The replica trick attempts to calculate the expectation of the logarithm $X=\log(Z)$ of a random variable $Z$. The wikipedia article describes the logarithm as the limit
$$
\log(Z) = \lim_{n\to 0}\frac{Z^n -1}{n}, \quad\text{or}\quad \log(Z) = \lim_{n\to 0} \frac{\partial Z^n}{\partial n}
$$
But I think it is much more natural to calculate the moment generating function of $X$ (and not just the expectation $\mathbb{E}[X]$):
$$
M(\lambda) = \mathbb{E}[\exp(\lambda X)] = \mathbb{E}[Z^\lambda]
$$
Now for $\lambda = n\in \mathbb{N}$ this is simply calculating the expectation of $n$ "replicas" of $Z$, which is where the name comes from.
The expectation can easily be obtained as $\mathbb{E}[X]=M'(0)$. For this we need to let $\lambda\to 0$
The crux of the replica trick is that while the disorder averaging is done assuming $n$ to be an integer, to recover the disorder-averaged logarithm one must send $n$ continuously to zero. This apparent contradiction at the heart of the replica trick has never been formally resolved, however in all cases where the replica method can be compared with other exact solutions, the methods lead to the same results. – Wikipedia
So what is happening is: By calculating $M(n)$ we hope to obtain a function $f$ which coincides with $M$ on the natural numbers and hope that it coincides with $M$ completely, i.e.
$$
f: \mathbb{C} \to \mathbb{C},\quad M(n) = f(n)\quad \forall n\in \mathbb{N}\overset?\implies M\equiv f
$$
Were we view $f$ and $M$ as complex functions because this Wikipedia entry already contains the suggestion to use Carlson's Theorem
To prove that the replica trick works, one would have to prove that Carlson's theorem holds, that is, that the ratio $\frac{Z^n − 1}{n}$ exponential type less than pi.
Now I am surprised about this phrasing, since that requirement
of Carlson's Theorem is actually straightforward to prove.
So here are the requirements of Carlson's Theorem which we want to apply to $g:= f- M$:
- $g$ is an entire function of exponential type
- There exists $C\in \mathbb{R}$ and $c<\pi$ such that
$$
|g(iy)|\le Ce^{c|y|} \quad \forall y\in \mathbb{R}
$$ - $g(n)=0\quad \forall n\in\mathbb{N}$
which implies $g\equiv 0$ and therefore $M\equiv f$. The third requirement is the heart of the replica trick, the second requirmenent seems to be the one referred to as the problematic one in the replica trick wikipedia entry.

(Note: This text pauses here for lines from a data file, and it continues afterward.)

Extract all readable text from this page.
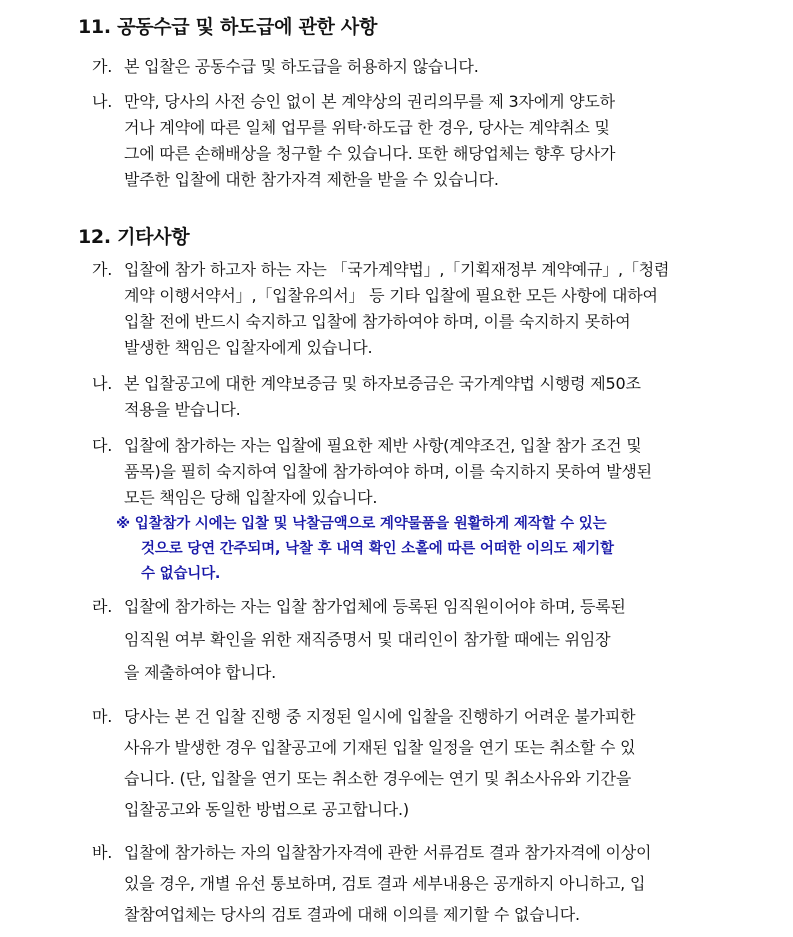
11. 공동수급 및 하도급에 관한 사항
가. 본 입찰은 공동수급 및 하도급을 허용하지 않습니다.
나. 만약, 당사의 사전 승인 없이 본 계약상의 권리의무를 제 3자에게 양도하
거나 계약에 따른 일체 업무를 위탁·하도급 한 경우, 당사는 계약취소 및
그에 따른 손해배상을 청구할 수 있습니다. 또한 해당업체는 향후 당사가
발주한 입찰에 대한 참가자격 제한을 받을 수 있습니다.
12. 기타사항
가. 입찰에 참가 하고자 하는 자는 「국가계약법」,「기획재정부 계약예규」,「청렴
계약 이행서약서」,「입찰유의서」 등 기타 입찰에 필요한 모든 사항에 대하여
입찰 전에 반드시 숙지하고 입찰에 참가하여야 하며, 이를 숙지하지 못하여
발생한 책임은 입찰자에게 있습니다.
나. 본 입찰공고에 대한 계약보증금 및 하자보증금은 국가계약법 시행령 제50조
적용을 받습니다.
다. 입찰에 참가하는 자는 입찰에 필요한 제반 사항(계약조건, 입찰 참가 조건 및
품목)을 필히 숙지하여 입찰에 참가하여야 하며, 이를 숙지하지 못하여 발생된
모든 책임은 당해 입찰자에 있습니다.
※ 입찰참가 시에는 입찰 및 낙찰금액으로 계약물품을 원활하게 제작할 수 있는
것으로 당연 간주되며, 낙찰 후 내역 확인 소홀에 따른 어떠한 이의도 제기할
수 없습니다.
라. 입찰에 참가하는 자는 입찰 참가업체에 등록된 임직원이어야 하며, 등록된
임직원 여부 확인을 위한 재직증명서 및 대리인이 참가할 때에는 위임장
을 제출하여야 합니다.
마. 당사는 본 건 입찰 진행 중 지정된 일시에 입찰을 진행하기 어려운 불가피한
사유가 발생한 경우 입찰공고에 기재된 입찰 일정을 연기 또는 취소할 수 있
습니다. (단, 입찰을 연기 또는 취소한 경우에는 연기 및 취소사유와 기간을
입찰공고와 동일한 방법으로 공고합니다.)
바. 입찰에 참가하는 자의 입찰참가자격에 관한 서류검토 결과 참가자격에 이상이
있을 경우, 개별 유선 통보하며, 검토 결과 세부내용은 공개하지 아니하고, 입
찰참여업체는 당사의 검토 결과에 대해 이의를 제기할 수 없습니다.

Now we can either prove this requirement for $g$, or for $f$ and $M$ which is sufficient (by the triangle inequality and replacing $C$ with $2C$). But this property is trivial for $M$, since
$$
|M(iy)| = |\mathbb{E}[\exp(iyX)]| \le \mathbb{E}[|\exp(iyX)|] = 1
$$
So $C=1$ and $c=0<\pi$ does the job. Since $f$ is the function we guess in the replica trick, we would simply need to check this requirement for the guessed function too.
So it seems like the much more difficult problem is proving that $g$ is an entire function of (arbitrary) exponential type (i.e. the first requirement).
In this paper the first requirement of Carlson's theorem is further relaxed to be:
$g$ needs only be holomorphic in the closed right half plane (not even of exponential type)
My questions now are:
- am I overlooking something important?
- What are sufficient requirements on $Z$ such that the moment generating function $M$ of $X=\log(Z)$ is holomorphic (assuming that $M$ holomorphic and $f$ holomorphic implies $g$ is holomorphic – holomorphic functions are a vector space right?)
To prove the replica trick works, practicioners would then only need to check this condition on $Z$ and that their guess of $f$ is holomorphic, and satisfies the second requirement of Carlson's theorem (it can't possibly be a moment generating functions if it doesn't anyway). Additionally they get the entire moment generating function $M$ and not just the expectation. This feels like it is too good to be true.
Best Answer
Q: Am I overlooking something important?
I think you are ignoring the role played by the thermodynamic limit.
There are two interplaying limits here, the replica limit $n\rightarrow 0$ and the thermodynamic limit $N\rightarrow \infty$, where $N$ quantifies the system size. The usual practice in the replica method is to take the limit $N\rightarrow\infty$ first, for integer $n$, and then send $n\rightarrow 0$ by analytic continuation (relying on Carlson's theorem). The correct procedure takes the limit $n\rightarrow 0$ first, and then sends $N\rightarrow\infty$. The two answers will differ if the analytic continuation for finite $N$ exhibits a singularity in the $N\rightarrow\infty$ limit.
An example of such a breakdown of analyticity is given in Exact analytic continuation with respect to the replica number in the discrete random energy model of finite system size.